Ex nihilo Neil

03 février 2023

Street-art et canards

 


Hier on est allés voir l'exposition Capitale(s) à l'hôtel de ville de Paris, qui porte sur le street-art. Elle est prolongée jusqu'à mars, donc je vous conseille tout de même d'y aller, c'est gratuit et même si je n'ai pas adoré la première partie (sur l'histoire des graffeurs, à l'époque où c'était juste des jeunes avec des bombes de peinture qui effrayaient les honnêtes gens), la seconde est visuellement assez ouf.

Il y a notamment cette improbable carte gigantesque de
Paris indiquant l'emplacement de tous les Invaders...
Je pense que je serais prêt à payer pour le pdf de ce truc.

Mais plus sérieusement, pendant toute l'exposition, je pensais à l'article que je venais de lire dans Canard PC. Si vous l'ignoriez, sachez que le mag qui dynamite le jeu vidéo vient de voir partir deux de ses plus belles plumes (déjà qu'elles sont pas nombreuses) : Kahn Lusth, le rédacteur en chef, qui quitte la barque après quatorze belles années, et Noël Malware qui, même s'il n'y aura passé que quatre ans, a clairement marqué de sa patte la critique du jeu vidéo en France. 

Et justement, un des derniers articles de Malware traitait de l'art, avec une proposition aussi violente qu'agréable : « L'art n'existe pas, l'art n'a jamais existé. [...] La seule chose qui existe, et que recouvre la définition de l'art, c'est un conflit entre les groupes sociaux pour obtenir que leurs pratiques culturelles particulières soient considérées comme légitimes, importantes et universelles. La définition de l'art est uniquement symbolique, mais ce symbole est très important : il a des répercussions réelles pour les gens qui réalisent des œuvres, pour ceux qui les consomment, pour ceux qui les vendent et pour ceux qui les soutiennent. [...] Pour n'importe quelle forme culturelle, accéder au statut tant convoité d'art recouvre des réalités très matérielles et très concrètes. »

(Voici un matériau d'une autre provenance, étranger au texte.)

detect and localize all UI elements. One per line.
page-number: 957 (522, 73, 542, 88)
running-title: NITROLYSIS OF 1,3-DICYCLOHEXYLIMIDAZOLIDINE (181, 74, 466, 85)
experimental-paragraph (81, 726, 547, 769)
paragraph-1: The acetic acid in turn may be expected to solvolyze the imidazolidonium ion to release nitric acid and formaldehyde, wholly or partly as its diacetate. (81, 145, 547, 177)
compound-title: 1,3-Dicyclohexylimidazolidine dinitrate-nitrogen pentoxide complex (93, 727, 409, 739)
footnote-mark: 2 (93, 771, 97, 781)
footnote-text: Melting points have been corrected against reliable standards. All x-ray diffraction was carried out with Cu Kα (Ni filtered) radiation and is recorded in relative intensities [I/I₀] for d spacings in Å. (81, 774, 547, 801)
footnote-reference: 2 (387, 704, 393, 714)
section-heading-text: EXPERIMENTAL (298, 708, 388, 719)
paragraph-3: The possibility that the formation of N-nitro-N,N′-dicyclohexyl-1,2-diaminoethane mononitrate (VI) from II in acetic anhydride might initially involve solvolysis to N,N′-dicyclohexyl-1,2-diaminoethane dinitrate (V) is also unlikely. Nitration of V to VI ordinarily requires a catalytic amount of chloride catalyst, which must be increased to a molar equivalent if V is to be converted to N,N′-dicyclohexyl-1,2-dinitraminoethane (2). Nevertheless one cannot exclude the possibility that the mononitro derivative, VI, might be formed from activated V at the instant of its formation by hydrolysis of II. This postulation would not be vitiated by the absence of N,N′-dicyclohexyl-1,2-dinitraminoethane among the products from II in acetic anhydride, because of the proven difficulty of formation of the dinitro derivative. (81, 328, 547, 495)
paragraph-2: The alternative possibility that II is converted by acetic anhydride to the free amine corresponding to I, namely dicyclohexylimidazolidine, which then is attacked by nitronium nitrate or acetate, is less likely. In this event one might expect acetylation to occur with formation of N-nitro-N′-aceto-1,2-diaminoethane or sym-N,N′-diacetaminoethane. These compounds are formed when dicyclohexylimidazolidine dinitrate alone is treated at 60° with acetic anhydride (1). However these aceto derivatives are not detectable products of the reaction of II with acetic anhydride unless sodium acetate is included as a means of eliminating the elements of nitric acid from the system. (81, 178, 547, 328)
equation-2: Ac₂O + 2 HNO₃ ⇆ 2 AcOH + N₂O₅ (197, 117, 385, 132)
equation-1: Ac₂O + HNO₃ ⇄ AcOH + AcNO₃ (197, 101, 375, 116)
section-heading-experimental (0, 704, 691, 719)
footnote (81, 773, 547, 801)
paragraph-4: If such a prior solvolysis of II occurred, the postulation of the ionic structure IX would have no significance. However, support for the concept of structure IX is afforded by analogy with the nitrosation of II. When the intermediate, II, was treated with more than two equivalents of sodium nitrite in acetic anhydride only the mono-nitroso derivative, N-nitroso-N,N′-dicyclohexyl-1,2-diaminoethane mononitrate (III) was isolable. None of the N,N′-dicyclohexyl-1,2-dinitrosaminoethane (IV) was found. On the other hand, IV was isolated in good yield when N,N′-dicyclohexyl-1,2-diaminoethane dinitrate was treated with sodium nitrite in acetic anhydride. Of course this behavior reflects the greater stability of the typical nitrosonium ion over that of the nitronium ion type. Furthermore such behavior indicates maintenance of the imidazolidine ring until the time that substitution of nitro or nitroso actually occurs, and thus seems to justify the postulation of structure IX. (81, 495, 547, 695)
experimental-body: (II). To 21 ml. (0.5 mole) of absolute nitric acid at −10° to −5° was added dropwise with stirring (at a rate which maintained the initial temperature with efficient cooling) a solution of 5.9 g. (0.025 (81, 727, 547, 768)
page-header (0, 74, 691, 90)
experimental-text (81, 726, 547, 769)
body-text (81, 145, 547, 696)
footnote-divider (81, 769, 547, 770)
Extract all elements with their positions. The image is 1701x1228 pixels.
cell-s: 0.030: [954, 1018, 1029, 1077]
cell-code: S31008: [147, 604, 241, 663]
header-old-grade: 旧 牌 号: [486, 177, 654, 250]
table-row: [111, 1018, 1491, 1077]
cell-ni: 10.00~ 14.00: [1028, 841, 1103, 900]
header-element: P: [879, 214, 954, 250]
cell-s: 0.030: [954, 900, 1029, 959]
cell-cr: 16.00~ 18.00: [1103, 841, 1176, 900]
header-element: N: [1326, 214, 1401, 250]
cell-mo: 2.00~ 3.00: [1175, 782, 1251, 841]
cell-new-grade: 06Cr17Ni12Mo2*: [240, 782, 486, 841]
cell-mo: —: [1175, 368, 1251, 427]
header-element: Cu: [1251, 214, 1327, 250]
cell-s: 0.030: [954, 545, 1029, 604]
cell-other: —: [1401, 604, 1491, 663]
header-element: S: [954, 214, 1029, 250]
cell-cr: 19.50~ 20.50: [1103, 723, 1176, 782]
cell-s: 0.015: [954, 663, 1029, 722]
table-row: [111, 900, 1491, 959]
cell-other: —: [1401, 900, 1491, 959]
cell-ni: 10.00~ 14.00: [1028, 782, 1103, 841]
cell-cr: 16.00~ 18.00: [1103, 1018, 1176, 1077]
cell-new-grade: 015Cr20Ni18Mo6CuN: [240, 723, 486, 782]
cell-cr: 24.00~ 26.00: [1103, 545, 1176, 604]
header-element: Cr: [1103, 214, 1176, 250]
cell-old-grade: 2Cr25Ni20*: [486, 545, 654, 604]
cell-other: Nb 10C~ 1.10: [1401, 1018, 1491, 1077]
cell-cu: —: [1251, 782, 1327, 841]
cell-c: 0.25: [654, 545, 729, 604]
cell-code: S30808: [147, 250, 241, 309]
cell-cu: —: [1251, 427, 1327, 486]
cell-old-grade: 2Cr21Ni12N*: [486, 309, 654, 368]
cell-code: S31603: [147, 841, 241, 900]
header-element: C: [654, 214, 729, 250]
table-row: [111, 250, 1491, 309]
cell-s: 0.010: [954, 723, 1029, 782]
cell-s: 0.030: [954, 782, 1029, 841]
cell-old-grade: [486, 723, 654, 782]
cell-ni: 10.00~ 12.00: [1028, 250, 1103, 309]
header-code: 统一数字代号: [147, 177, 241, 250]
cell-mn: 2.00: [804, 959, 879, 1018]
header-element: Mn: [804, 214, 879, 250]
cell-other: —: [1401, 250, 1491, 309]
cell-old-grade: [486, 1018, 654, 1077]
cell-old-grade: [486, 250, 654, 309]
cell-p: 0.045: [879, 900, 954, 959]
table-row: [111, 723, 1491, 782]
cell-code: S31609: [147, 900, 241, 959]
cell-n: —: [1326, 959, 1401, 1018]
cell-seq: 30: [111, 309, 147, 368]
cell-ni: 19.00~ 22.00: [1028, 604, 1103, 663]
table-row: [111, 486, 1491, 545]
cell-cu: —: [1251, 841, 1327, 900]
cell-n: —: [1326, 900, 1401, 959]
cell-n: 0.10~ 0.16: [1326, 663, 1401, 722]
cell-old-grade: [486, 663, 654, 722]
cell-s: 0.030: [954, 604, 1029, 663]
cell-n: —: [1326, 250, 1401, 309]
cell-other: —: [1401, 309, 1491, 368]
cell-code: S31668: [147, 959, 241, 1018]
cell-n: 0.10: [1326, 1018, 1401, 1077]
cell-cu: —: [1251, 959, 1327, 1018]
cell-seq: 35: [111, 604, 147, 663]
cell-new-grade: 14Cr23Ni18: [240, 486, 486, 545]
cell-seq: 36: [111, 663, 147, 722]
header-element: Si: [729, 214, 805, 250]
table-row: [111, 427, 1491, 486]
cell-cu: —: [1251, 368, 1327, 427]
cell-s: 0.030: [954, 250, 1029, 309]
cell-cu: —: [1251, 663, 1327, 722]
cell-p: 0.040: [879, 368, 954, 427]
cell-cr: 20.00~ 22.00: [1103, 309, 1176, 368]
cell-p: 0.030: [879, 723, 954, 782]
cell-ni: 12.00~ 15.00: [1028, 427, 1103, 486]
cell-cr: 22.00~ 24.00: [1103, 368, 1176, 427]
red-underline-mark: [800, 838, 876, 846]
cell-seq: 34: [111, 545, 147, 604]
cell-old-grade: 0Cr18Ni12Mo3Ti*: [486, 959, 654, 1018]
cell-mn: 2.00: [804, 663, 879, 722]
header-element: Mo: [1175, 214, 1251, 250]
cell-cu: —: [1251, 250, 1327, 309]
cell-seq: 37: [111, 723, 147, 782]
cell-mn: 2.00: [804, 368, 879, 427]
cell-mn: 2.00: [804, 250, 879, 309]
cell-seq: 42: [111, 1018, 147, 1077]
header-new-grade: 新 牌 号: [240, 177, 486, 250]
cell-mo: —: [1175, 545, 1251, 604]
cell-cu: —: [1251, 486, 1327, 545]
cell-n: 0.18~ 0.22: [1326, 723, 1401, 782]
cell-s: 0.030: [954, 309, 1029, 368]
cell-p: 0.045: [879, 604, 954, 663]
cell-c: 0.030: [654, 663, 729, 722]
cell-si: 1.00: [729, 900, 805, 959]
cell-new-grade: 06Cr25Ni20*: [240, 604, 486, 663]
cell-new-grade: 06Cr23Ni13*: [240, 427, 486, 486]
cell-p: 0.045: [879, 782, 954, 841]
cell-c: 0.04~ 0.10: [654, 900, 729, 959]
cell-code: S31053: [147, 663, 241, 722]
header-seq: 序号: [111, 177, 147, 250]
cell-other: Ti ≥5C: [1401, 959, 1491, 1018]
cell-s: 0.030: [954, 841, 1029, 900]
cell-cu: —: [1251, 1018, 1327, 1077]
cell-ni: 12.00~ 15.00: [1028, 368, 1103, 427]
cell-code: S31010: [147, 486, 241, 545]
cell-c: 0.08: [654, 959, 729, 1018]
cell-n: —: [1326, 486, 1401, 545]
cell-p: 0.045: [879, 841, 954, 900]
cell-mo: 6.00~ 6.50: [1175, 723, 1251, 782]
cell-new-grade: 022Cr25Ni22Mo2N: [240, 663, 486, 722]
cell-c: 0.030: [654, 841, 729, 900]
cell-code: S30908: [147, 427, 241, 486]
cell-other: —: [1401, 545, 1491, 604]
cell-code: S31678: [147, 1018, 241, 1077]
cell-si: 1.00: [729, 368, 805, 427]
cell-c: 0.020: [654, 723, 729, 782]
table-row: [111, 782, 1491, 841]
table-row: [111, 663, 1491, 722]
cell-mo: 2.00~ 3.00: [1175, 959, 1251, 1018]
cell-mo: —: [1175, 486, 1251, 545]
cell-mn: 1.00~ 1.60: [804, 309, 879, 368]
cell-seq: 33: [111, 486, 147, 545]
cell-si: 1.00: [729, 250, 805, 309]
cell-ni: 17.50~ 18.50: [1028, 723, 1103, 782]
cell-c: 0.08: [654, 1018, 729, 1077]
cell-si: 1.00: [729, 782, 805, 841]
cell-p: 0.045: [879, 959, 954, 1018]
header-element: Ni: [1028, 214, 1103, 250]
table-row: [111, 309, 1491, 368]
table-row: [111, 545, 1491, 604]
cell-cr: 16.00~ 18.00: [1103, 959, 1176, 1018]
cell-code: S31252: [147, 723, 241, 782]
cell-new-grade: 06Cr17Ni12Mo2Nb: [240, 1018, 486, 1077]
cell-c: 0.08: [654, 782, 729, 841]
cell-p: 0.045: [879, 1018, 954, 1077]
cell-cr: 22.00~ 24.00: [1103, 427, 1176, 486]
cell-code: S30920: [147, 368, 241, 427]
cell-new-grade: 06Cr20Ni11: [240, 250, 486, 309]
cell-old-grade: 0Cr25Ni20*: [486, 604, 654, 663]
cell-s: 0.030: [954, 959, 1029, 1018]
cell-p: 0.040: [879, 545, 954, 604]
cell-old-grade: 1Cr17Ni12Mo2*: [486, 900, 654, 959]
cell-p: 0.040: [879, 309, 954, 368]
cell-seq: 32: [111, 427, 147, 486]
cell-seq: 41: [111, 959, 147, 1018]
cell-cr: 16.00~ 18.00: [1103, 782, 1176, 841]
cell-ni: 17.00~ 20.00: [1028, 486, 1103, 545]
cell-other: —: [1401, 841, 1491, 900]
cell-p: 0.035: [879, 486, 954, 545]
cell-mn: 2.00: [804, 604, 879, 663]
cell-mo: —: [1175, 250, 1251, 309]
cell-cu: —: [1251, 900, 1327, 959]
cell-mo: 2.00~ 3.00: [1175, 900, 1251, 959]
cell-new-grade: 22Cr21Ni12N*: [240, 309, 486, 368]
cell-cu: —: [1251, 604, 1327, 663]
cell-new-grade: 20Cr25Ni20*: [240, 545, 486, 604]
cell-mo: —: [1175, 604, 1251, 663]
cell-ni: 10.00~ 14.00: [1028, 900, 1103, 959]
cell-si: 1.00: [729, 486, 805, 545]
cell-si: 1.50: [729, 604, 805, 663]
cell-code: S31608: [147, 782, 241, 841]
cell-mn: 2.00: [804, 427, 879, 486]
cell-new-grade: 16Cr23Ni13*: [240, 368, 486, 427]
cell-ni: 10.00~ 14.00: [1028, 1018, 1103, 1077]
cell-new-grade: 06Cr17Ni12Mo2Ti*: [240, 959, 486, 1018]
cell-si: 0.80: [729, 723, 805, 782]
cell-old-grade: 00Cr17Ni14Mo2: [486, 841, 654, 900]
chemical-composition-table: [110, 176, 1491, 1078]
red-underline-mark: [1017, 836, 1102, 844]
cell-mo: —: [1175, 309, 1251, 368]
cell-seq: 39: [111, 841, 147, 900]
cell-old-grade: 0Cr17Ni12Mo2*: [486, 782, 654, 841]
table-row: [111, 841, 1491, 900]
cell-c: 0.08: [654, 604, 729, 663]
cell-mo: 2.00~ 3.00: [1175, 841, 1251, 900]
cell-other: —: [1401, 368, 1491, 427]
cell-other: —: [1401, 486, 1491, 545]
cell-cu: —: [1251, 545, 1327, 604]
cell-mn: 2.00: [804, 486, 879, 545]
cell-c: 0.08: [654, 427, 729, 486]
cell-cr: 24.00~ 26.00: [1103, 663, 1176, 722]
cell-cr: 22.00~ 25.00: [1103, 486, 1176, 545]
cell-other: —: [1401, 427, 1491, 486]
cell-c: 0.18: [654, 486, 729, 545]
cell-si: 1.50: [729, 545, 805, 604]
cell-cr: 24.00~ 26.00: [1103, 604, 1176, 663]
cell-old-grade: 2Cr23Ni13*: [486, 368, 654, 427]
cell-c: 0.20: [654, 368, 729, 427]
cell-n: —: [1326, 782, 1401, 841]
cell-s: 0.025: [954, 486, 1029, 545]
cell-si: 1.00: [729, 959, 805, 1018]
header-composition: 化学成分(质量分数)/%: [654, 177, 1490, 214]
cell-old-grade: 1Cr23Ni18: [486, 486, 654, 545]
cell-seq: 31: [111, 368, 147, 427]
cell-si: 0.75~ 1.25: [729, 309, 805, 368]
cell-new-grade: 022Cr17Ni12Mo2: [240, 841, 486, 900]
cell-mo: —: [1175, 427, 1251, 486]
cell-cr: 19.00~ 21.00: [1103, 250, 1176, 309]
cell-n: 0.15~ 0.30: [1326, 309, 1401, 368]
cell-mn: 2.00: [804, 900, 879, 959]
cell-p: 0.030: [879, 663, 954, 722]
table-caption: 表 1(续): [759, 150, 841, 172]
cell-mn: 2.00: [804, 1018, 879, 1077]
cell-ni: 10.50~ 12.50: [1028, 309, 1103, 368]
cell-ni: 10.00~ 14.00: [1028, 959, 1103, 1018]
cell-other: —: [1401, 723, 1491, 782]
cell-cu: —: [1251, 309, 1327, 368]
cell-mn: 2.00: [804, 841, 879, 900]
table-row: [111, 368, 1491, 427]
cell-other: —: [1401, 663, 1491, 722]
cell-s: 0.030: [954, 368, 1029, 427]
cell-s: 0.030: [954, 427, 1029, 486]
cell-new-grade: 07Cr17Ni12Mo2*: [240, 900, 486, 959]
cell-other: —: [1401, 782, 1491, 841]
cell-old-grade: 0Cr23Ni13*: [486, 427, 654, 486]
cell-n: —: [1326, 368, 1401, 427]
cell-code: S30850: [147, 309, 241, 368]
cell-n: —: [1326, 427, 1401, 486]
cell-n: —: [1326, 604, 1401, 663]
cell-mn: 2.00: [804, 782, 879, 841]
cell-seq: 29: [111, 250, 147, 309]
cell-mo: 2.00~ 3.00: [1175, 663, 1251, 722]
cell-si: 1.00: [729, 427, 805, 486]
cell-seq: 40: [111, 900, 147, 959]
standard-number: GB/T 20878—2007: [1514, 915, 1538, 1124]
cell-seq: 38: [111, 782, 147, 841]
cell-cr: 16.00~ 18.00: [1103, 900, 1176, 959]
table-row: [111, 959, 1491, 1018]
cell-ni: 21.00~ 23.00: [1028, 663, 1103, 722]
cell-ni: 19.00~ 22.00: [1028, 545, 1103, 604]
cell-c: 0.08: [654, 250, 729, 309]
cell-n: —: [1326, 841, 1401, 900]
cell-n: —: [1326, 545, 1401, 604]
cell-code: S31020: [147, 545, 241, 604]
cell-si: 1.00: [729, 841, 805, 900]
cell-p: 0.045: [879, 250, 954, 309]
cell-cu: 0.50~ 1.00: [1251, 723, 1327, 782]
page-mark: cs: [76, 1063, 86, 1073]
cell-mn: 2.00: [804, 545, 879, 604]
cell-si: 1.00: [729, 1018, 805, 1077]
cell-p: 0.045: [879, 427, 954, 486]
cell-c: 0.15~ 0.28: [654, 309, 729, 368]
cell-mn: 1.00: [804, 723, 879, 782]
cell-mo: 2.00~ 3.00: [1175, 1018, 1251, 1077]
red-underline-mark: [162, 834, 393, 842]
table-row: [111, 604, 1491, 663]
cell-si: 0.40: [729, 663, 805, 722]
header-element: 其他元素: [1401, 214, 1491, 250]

En regardant ces graffitis, mosaïques, pochoirs et autres peinturlurages improbables et parfois authentiquement magnifiques, exposés au cœur du siège de l'exécutif parisien, impossible de ne pas penser qu'il n'y a même pas quarante ans, les fonctionnaires travaillant en ce même édifice ne voyaient en ces griffonnages qu'une source de dépenses pour la ville – qui devait envoyer des agents municipaux les nettoyer – et une preuve de plus que la jeunesse était décadente et en mal de repères, puisqu'elle s'adonnait à ces actes de vandalisme plutôt que de venir travailler avec eux derrière leurs bureaux pour rendre la ville plus fonctionnelle. Aujourd'hui que ces œuvres ont accédé au statut d'art et, sans doute, de niche fiscale permettant à des nantis de ne pas financer le nettoyage des murs à travers leurs impôts, la mairie les expose. Le temps passe, et la saucisse dans laquelle on vit se farcit.

La bonne nouvelle, c'est que si Malware s'en va, Ellen Replay
revient, et devient rédac-chef de CPC. Et ça c'est trop cool.